1. Uyku hastalıklarında uzman olan hekimler, uyurgezerliğin normalde derin uyku aşamasındayken ve uyku devam ederken fiziksel aktiviteyi tetikleyecek şekilde kısmen uyanıklıkta gerçekleştiğini ifade etmektedir. Çeşitli faktörler, bu tür kısmi uyanmanın meydana gelme olasılığını etkiler. Bunlar, genellikle genetik ve aile öyküsü olan kişiler olabilir.

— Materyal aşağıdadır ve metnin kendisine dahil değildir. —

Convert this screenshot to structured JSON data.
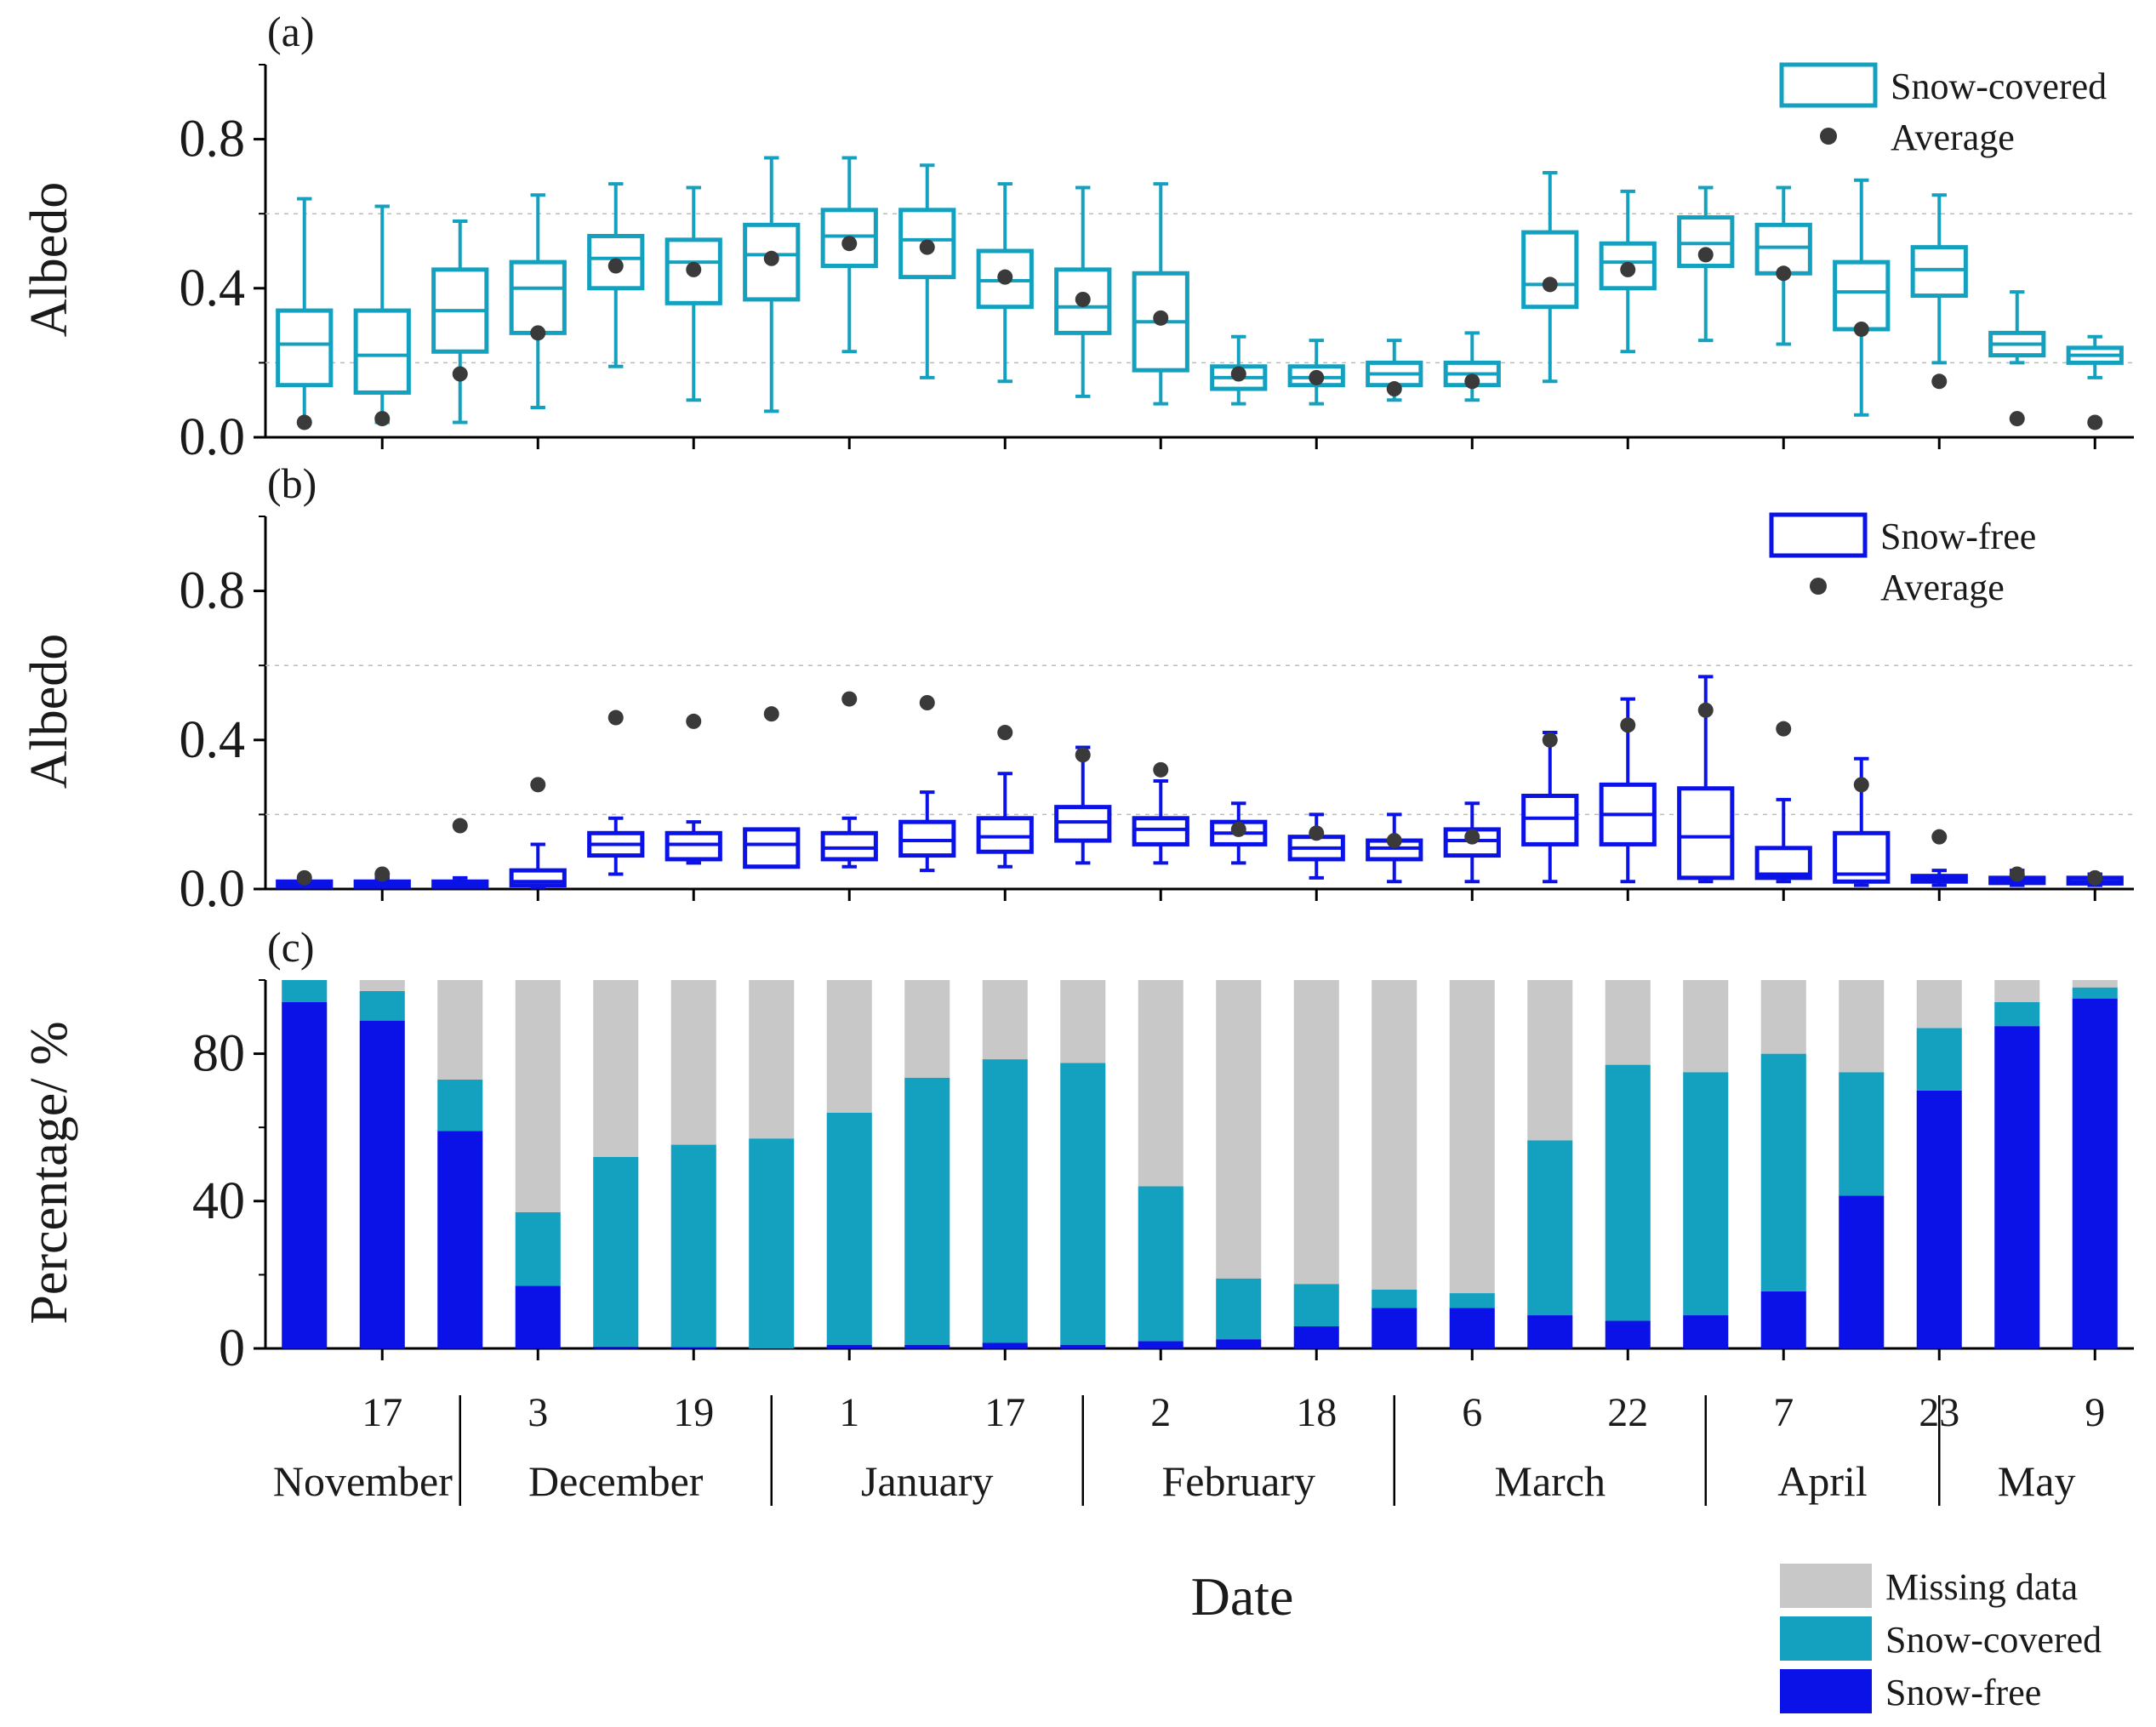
{
  "colors": {
    "snow_covered": "#14A0BF",
    "snow_free": "#0A12E8",
    "missing": "#C8C8C8",
    "average": "#3A3A3A",
    "grid": "#BBBBBB",
    "axis": "#000000"
  },
  "chart_data": [
    {
      "id": "a",
      "panel_label": "(a)",
      "type": "box",
      "ylabel": "Albedo",
      "ylim": [
        0,
        1.0
      ],
      "yticks": [
        "0.0",
        "0.4",
        "0.8"
      ],
      "grid_lines": [
        0.2,
        0.6
      ],
      "legend": {
        "box_label": "Snow-covered",
        "point_label": "Average",
        "placement": "top-right"
      },
      "boxes": [
        {
          "whislo": 0.04,
          "q1": 0.14,
          "med": 0.25,
          "q3": 0.34,
          "whishi": 0.64,
          "mean": 0.04
        },
        {
          "whislo": 0.04,
          "q1": 0.12,
          "med": 0.22,
          "q3": 0.34,
          "whishi": 0.62,
          "mean": 0.05
        },
        {
          "whislo": 0.04,
          "q1": 0.23,
          "med": 0.34,
          "q3": 0.45,
          "whishi": 0.58,
          "mean": 0.17
        },
        {
          "whislo": 0.08,
          "q1": 0.28,
          "med": 0.4,
          "q3": 0.47,
          "whishi": 0.65,
          "mean": 0.28
        },
        {
          "whislo": 0.19,
          "q1": 0.4,
          "med": 0.48,
          "q3": 0.54,
          "whishi": 0.68,
          "mean": 0.46
        },
        {
          "whislo": 0.1,
          "q1": 0.36,
          "med": 0.47,
          "q3": 0.53,
          "whishi": 0.67,
          "mean": 0.45
        },
        {
          "whislo": 0.07,
          "q1": 0.37,
          "med": 0.49,
          "q3": 0.57,
          "whishi": 0.75,
          "mean": 0.48
        },
        {
          "whislo": 0.23,
          "q1": 0.46,
          "med": 0.54,
          "q3": 0.61,
          "whishi": 0.75,
          "mean": 0.52
        },
        {
          "whislo": 0.16,
          "q1": 0.43,
          "med": 0.53,
          "q3": 0.61,
          "whishi": 0.73,
          "mean": 0.51
        },
        {
          "whislo": 0.15,
          "q1": 0.35,
          "med": 0.42,
          "q3": 0.5,
          "whishi": 0.68,
          "mean": 0.43
        },
        {
          "whislo": 0.11,
          "q1": 0.28,
          "med": 0.35,
          "q3": 0.45,
          "whishi": 0.67,
          "mean": 0.37
        },
        {
          "whislo": 0.09,
          "q1": 0.18,
          "med": 0.31,
          "q3": 0.44,
          "whishi": 0.68,
          "mean": 0.32
        },
        {
          "whislo": 0.09,
          "q1": 0.13,
          "med": 0.16,
          "q3": 0.19,
          "whishi": 0.27,
          "mean": 0.17
        },
        {
          "whislo": 0.09,
          "q1": 0.14,
          "med": 0.16,
          "q3": 0.19,
          "whishi": 0.26,
          "mean": 0.16
        },
        {
          "whislo": 0.1,
          "q1": 0.14,
          "med": 0.17,
          "q3": 0.2,
          "whishi": 0.26,
          "mean": 0.13
        },
        {
          "whislo": 0.1,
          "q1": 0.14,
          "med": 0.17,
          "q3": 0.2,
          "whishi": 0.28,
          "mean": 0.15
        },
        {
          "whislo": 0.15,
          "q1": 0.35,
          "med": 0.41,
          "q3": 0.55,
          "whishi": 0.71,
          "mean": 0.41
        },
        {
          "whislo": 0.23,
          "q1": 0.4,
          "med": 0.47,
          "q3": 0.52,
          "whishi": 0.66,
          "mean": 0.45
        },
        {
          "whislo": 0.26,
          "q1": 0.46,
          "med": 0.52,
          "q3": 0.59,
          "whishi": 0.67,
          "mean": 0.49
        },
        {
          "whislo": 0.25,
          "q1": 0.44,
          "med": 0.51,
          "q3": 0.57,
          "whishi": 0.67,
          "mean": 0.44
        },
        {
          "whislo": 0.06,
          "q1": 0.29,
          "med": 0.39,
          "q3": 0.47,
          "whishi": 0.69,
          "mean": 0.29
        },
        {
          "whislo": 0.2,
          "q1": 0.38,
          "med": 0.45,
          "q3": 0.51,
          "whishi": 0.65,
          "mean": 0.15
        },
        {
          "whislo": 0.2,
          "q1": 0.22,
          "med": 0.25,
          "q3": 0.28,
          "whishi": 0.39,
          "mean": 0.05
        },
        {
          "whislo": 0.16,
          "q1": 0.2,
          "med": 0.22,
          "q3": 0.24,
          "whishi": 0.27,
          "mean": 0.04
        }
      ]
    },
    {
      "id": "b",
      "panel_label": "(b)",
      "type": "box",
      "ylabel": "Albedo",
      "ylim": [
        0,
        1.0
      ],
      "yticks": [
        "0.0",
        "0.4",
        "0.8"
      ],
      "grid_lines": [
        0.2,
        0.6
      ],
      "legend": {
        "box_label": "Snow-free",
        "point_label": "Average",
        "placement": "top-right"
      },
      "boxes": [
        {
          "whislo": 0.01,
          "q1": 0.01,
          "med": 0.015,
          "q3": 0.02,
          "whishi": 0.03,
          "mean": 0.03
        },
        {
          "whislo": 0.01,
          "q1": 0.01,
          "med": 0.015,
          "q3": 0.02,
          "whishi": 0.03,
          "mean": 0.04
        },
        {
          "whislo": 0.01,
          "q1": 0.01,
          "med": 0.015,
          "q3": 0.02,
          "whishi": 0.03,
          "mean": 0.17
        },
        {
          "whislo": 0.005,
          "q1": 0.01,
          "med": 0.02,
          "q3": 0.05,
          "whishi": 0.12,
          "mean": 0.28
        },
        {
          "whislo": 0.04,
          "q1": 0.09,
          "med": 0.12,
          "q3": 0.15,
          "whishi": 0.19,
          "mean": 0.46
        },
        {
          "whislo": 0.07,
          "q1": 0.08,
          "med": 0.12,
          "q3": 0.15,
          "whishi": 0.18,
          "mean": 0.45
        },
        {
          "whislo": 0.06,
          "q1": 0.06,
          "med": 0.12,
          "q3": 0.16,
          "whishi": 0.16,
          "mean": 0.47
        },
        {
          "whislo": 0.06,
          "q1": 0.08,
          "med": 0.11,
          "q3": 0.15,
          "whishi": 0.19,
          "mean": 0.51
        },
        {
          "whislo": 0.05,
          "q1": 0.09,
          "med": 0.13,
          "q3": 0.18,
          "whishi": 0.26,
          "mean": 0.5
        },
        {
          "whislo": 0.06,
          "q1": 0.1,
          "med": 0.14,
          "q3": 0.19,
          "whishi": 0.31,
          "mean": 0.42
        },
        {
          "whislo": 0.07,
          "q1": 0.13,
          "med": 0.18,
          "q3": 0.22,
          "whishi": 0.38,
          "mean": 0.36
        },
        {
          "whislo": 0.07,
          "q1": 0.12,
          "med": 0.16,
          "q3": 0.19,
          "whishi": 0.29,
          "mean": 0.32
        },
        {
          "whislo": 0.07,
          "q1": 0.12,
          "med": 0.15,
          "q3": 0.18,
          "whishi": 0.23,
          "mean": 0.16
        },
        {
          "whislo": 0.03,
          "q1": 0.08,
          "med": 0.11,
          "q3": 0.14,
          "whishi": 0.2,
          "mean": 0.15
        },
        {
          "whislo": 0.02,
          "q1": 0.08,
          "med": 0.11,
          "q3": 0.13,
          "whishi": 0.2,
          "mean": 0.13
        },
        {
          "whislo": 0.02,
          "q1": 0.09,
          "med": 0.13,
          "q3": 0.16,
          "whishi": 0.23,
          "mean": 0.14
        },
        {
          "whislo": 0.02,
          "q1": 0.12,
          "med": 0.19,
          "q3": 0.25,
          "whishi": 0.42,
          "mean": 0.4
        },
        {
          "whislo": 0.02,
          "q1": 0.12,
          "med": 0.2,
          "q3": 0.28,
          "whishi": 0.51,
          "mean": 0.44
        },
        {
          "whislo": 0.02,
          "q1": 0.03,
          "med": 0.14,
          "q3": 0.27,
          "whishi": 0.57,
          "mean": 0.48
        },
        {
          "whislo": 0.02,
          "q1": 0.03,
          "med": 0.04,
          "q3": 0.11,
          "whishi": 0.24,
          "mean": 0.43
        },
        {
          "whislo": 0.01,
          "q1": 0.02,
          "med": 0.04,
          "q3": 0.15,
          "whishi": 0.35,
          "mean": 0.28
        },
        {
          "whislo": 0.01,
          "q1": 0.02,
          "med": 0.025,
          "q3": 0.035,
          "whishi": 0.05,
          "mean": 0.14
        },
        {
          "whislo": 0.01,
          "q1": 0.02,
          "med": 0.025,
          "q3": 0.03,
          "whishi": 0.05,
          "mean": 0.04
        },
        {
          "whislo": 0.01,
          "q1": 0.015,
          "med": 0.02,
          "q3": 0.03,
          "whishi": 0.04,
          "mean": 0.03
        }
      ]
    },
    {
      "id": "c",
      "panel_label": "(c)",
      "type": "stacked-bar",
      "ylabel": "Percentage/ %",
      "ylim": [
        0,
        100
      ],
      "yticks": [
        "0",
        "40",
        "80"
      ],
      "series": [
        {
          "name": "Snow-free",
          "color_key": "snow_free",
          "values": [
            94,
            89,
            59,
            17,
            0.5,
            0.3,
            0,
            1,
            1,
            1.5,
            1,
            2,
            2.5,
            6,
            11,
            11,
            9,
            7.5,
            9,
            15.5,
            41.5,
            70,
            87.5,
            95
          ]
        },
        {
          "name": "Snow-covered",
          "color_key": "snow_covered",
          "values": [
            6,
            8,
            14,
            20,
            51.5,
            55,
            57,
            63,
            72.5,
            77,
            76.5,
            42,
            16.5,
            11.5,
            5,
            4,
            47.5,
            69.5,
            66,
            64.5,
            33.5,
            17,
            6.5,
            3
          ]
        },
        {
          "name": "Missing data",
          "color_key": "missing",
          "values": [
            0,
            3,
            27,
            63,
            48,
            44.7,
            43,
            36,
            26.5,
            21.5,
            22.5,
            56,
            81,
            82.5,
            84,
            85,
            43.5,
            23,
            25,
            20,
            25,
            13,
            6,
            2
          ]
        }
      ],
      "legend": {
        "entries": [
          "Missing data",
          "Snow-covered",
          "Snow-free"
        ],
        "placement": "bottom-right outside"
      },
      "xlabel": "Date",
      "xticks": [
        {
          "label": "17",
          "index": 1
        },
        {
          "label": "3",
          "index": 3
        },
        {
          "label": "19",
          "index": 5
        },
        {
          "label": "1",
          "index": 7
        },
        {
          "label": "17",
          "index": 9
        },
        {
          "label": "2",
          "index": 11
        },
        {
          "label": "18",
          "index": 13
        },
        {
          "label": "6",
          "index": 15
        },
        {
          "label": "22",
          "index": 17
        },
        {
          "label": "7",
          "index": 19
        },
        {
          "label": "23",
          "index": 21
        },
        {
          "label": "9",
          "index": 23
        }
      ],
      "months": [
        {
          "label": "November",
          "start": 0,
          "end": 2.5
        },
        {
          "label": "December",
          "start": 2.5,
          "end": 6.5
        },
        {
          "label": "January",
          "start": 6.5,
          "end": 10.5
        },
        {
          "label": "February",
          "start": 10.5,
          "end": 14.5
        },
        {
          "label": "March",
          "start": 14.5,
          "end": 18.5
        },
        {
          "label": "April",
          "start": 18.5,
          "end": 21.5
        },
        {
          "label": "May",
          "start": 21.5,
          "end": 24
        }
      ]
    }
  ]
}
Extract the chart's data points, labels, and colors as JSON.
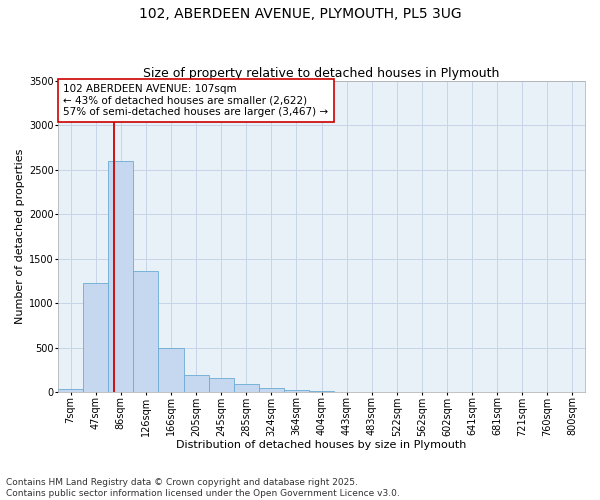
{
  "title": "102, ABERDEEN AVENUE, PLYMOUTH, PL5 3UG",
  "subtitle": "Size of property relative to detached houses in Plymouth",
  "xlabel": "Distribution of detached houses by size in Plymouth",
  "ylabel": "Number of detached properties",
  "categories": [
    "7sqm",
    "47sqm",
    "86sqm",
    "126sqm",
    "166sqm",
    "205sqm",
    "245sqm",
    "285sqm",
    "324sqm",
    "364sqm",
    "404sqm",
    "443sqm",
    "483sqm",
    "522sqm",
    "562sqm",
    "602sqm",
    "641sqm",
    "681sqm",
    "721sqm",
    "760sqm",
    "800sqm"
  ],
  "values": [
    30,
    1230,
    2600,
    1360,
    500,
    190,
    155,
    95,
    50,
    28,
    10,
    5,
    3,
    2,
    1,
    0,
    0,
    0,
    0,
    0,
    0
  ],
  "bar_color": "#c5d8f0",
  "bar_edge_color": "#6aaad4",
  "vline_color": "#cc0000",
  "vline_x": 1.72,
  "annotation_text": "102 ABERDEEN AVENUE: 107sqm\n← 43% of detached houses are smaller (2,622)\n57% of semi-detached houses are larger (3,467) →",
  "annotation_box_color": "white",
  "annotation_box_edge_color": "#cc0000",
  "ylim": [
    0,
    3500
  ],
  "yticks": [
    0,
    500,
    1000,
    1500,
    2000,
    2500,
    3000,
    3500
  ],
  "grid_color": "#c8d4e8",
  "bg_color": "#e8f0f8",
  "footer": "Contains HM Land Registry data © Crown copyright and database right 2025.\nContains public sector information licensed under the Open Government Licence v3.0.",
  "title_fontsize": 10,
  "subtitle_fontsize": 9,
  "axis_label_fontsize": 8,
  "tick_fontsize": 7,
  "annotation_fontsize": 7.5,
  "footer_fontsize": 6.5
}
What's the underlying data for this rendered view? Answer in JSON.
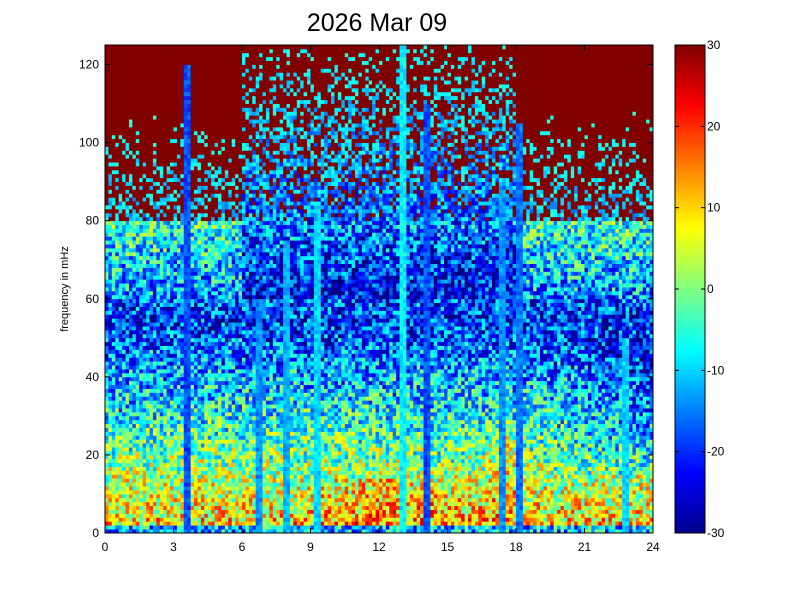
{
  "chart_data": {
    "type": "heatmap",
    "title": "2026 Mar 09",
    "xlabel": "",
    "ylabel": "frequency in mHz",
    "xlim": [
      0,
      24
    ],
    "ylim": [
      0,
      125
    ],
    "x_ticks": [
      0,
      3,
      6,
      9,
      12,
      15,
      18,
      21,
      24
    ],
    "y_ticks": [
      0,
      20,
      40,
      60,
      80,
      100,
      120
    ],
    "colorbar": {
      "colormap": "jet",
      "clim": [
        -30,
        30
      ],
      "ticks": [
        -30,
        -20,
        -10,
        0,
        10,
        20,
        30
      ],
      "location": "right"
    },
    "grid": false,
    "features": [
      {
        "x": 13.0,
        "y_from": 0,
        "y_to": 125,
        "level": -8
      },
      {
        "x": 9.3,
        "y_from": 0,
        "y_to": 85,
        "level": -10
      },
      {
        "x": 8.0,
        "y_from": 0,
        "y_to": 75,
        "level": -12
      },
      {
        "x": 6.8,
        "y_from": 0,
        "y_to": 60,
        "level": -14
      },
      {
        "x": 17.4,
        "y_from": 0,
        "y_to": 90,
        "level": -14
      },
      {
        "x": 18.2,
        "y_from": 0,
        "y_to": 105,
        "level": -16
      },
      {
        "x": 22.8,
        "y_from": 0,
        "y_to": 50,
        "level": -10
      },
      {
        "x": 3.6,
        "y_from": 0,
        "y_to": 120,
        "level": -18
      },
      {
        "x": 14.1,
        "y_from": 0,
        "y_to": 110,
        "level": -18
      }
    ]
  }
}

2. Yapılan araştırmalarda, bazı insanların genetik olarak uyurgezerliğe yatkın olduğu belirlenmiştir. Ancak ebeveynlerinde uyurgezerlik öyküsü olmayan çocukların yaklaşık % 22’sinde uyurgezerlik olabilmektedir. Buna karşılık, ebeveynlerinden birinin uyurgezerlik öyküsü varsa çocukların % 47’si uyurgezer ve her iki ebeveynin de uyurgezerlik öyküsü varsa çocukların % 61'i uyurgezer olabilir.
3. Uyurgezerliğin diğer bir yaygın sebebi ise uyku yoksunluğudur. Uyku yoksunluğu döneminden sonra yaşanan uzun süreli derin uyku sırasında uyurgezerlik ortaya çıkabilmektedir.
4. Bunun dışında, akşamları alkol almak kişinin uyku evrelerinde dengesizliğe yol açabilmekte ve riski artırabilmektedir.
5. Çocuklarda yüksek ateşin uyurgezerliği daha olası hale getirdiği bulunmuştur. Ateşi olan çocuklarda gece boyunca artan sayıda hastalık kaynaklı beyin disfonksiyonu ile ilişkili olabilir.
6. Beyin iltihabı (ensefalit) dahil olmak üzere beyni etkileyen tüm hastalıklar, uyurgezerlik için bir tetikleyici olabilir.
7. Obstrüktif uyku apnesi (OUA) hava yolunun tıkandığı ve uyku sırasında nefeste kısa kesintilere neden olduğu bir uyku bozukluğudur. Gecede onlarca kez meydana gelen bu nefes kesintileri ve kanda oksijen yetersizliği beynin işlevini bozarak, uyurgezerliğe neden olabilir.
8. Huzursuz bacak sendromu, istirahat halindeyken özellikle bacaklarda huzursuzluk hissi ve hareket ettirme isteği ile karakterize olan bir uyku bozukluğudur. Gece uyanmaları bir kişinin uyurgezerlik dönemine girmesine neden olur.
9. Çeşitli stres kaynakları bölünmüş uykuya neden olarak, uyurgezerlik eğilimini artırabilir.